Bogosian G, Somerville R L, Nishi K, Kano Y, Imamoto F
Mol Gen Genet. 1984;193(2):244-50. doi: 10.1007/BF00330675.
The expression of the trpR gene of Escherichia coli was investigated by measuring trpR messenger RNA levels in vivo under various physiological conditions. Trp repressor, when present, led to significant decreases in the amount of trpR message produced; this effect was enhanced by providing excess L-tryptophan to the system. In the absence of Trp repressor, no changes in trpR message levels were observed under any of the conditions employed. Sedimentation profiles of trpR mRNA revealed a single species under all circumstances. These results suggest that autogenous repression alone acts to regulate transcription of the trpR gene. The activity of the trpR promoter in vivo was evaluated using a trpR-lacZ operon fusion. Very good agreement was found between relative promoter activity and trpR message levels under all experimental conditions.

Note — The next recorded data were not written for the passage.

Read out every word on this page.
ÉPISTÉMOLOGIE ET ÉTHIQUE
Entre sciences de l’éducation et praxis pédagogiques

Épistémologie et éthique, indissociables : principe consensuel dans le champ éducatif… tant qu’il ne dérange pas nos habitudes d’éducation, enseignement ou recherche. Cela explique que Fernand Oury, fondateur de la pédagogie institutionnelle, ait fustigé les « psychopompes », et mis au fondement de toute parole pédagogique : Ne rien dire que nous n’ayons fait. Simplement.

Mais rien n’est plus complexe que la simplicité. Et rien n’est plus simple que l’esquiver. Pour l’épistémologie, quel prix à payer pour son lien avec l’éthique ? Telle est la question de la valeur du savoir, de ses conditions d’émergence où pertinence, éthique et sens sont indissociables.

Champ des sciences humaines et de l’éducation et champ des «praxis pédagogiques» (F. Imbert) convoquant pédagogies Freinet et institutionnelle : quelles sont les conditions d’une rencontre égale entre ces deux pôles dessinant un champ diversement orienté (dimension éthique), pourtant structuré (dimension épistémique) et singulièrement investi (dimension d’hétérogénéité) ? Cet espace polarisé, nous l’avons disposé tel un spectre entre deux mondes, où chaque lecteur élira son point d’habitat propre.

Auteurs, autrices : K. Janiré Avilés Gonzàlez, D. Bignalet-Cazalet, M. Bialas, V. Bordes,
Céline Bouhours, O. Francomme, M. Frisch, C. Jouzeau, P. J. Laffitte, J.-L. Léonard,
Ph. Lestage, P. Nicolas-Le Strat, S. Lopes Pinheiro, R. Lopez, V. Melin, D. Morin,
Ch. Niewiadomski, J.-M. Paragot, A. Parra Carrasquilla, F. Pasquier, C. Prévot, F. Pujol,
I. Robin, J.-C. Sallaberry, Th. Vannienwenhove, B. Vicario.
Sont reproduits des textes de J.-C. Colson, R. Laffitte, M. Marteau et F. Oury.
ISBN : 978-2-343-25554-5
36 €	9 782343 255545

通过测量在各种生理条件下大肠杆菌体内色氨酸阻遏蛋白(trpR)信使核糖核酸(mRNA)水平,对大肠杆菌trpR基因的表达进行了研究。色氨酸阻遏蛋白存在时,会导致所产生的trpR信使核糖核酸量显著减少;向系统中提供过量的L-色氨酸可增强这种效应。在没有色氨酸阻遏蛋白的情况下,在所采用的任何条件下均未观察到trpR信使核糖核酸水平的变化。trpR信使核糖核酸的沉降图谱在所有情况下均显示为单一物种。这些结果表明,仅自体阻遏作用就可调节trpR基因的转录。利用trpR-乳糖操纵子融合体评估了trpR启动子在体内的活性。在所有实验条件下,均发现相对启动子活性与trpR信使核糖核酸水平之间具有很好的一致性。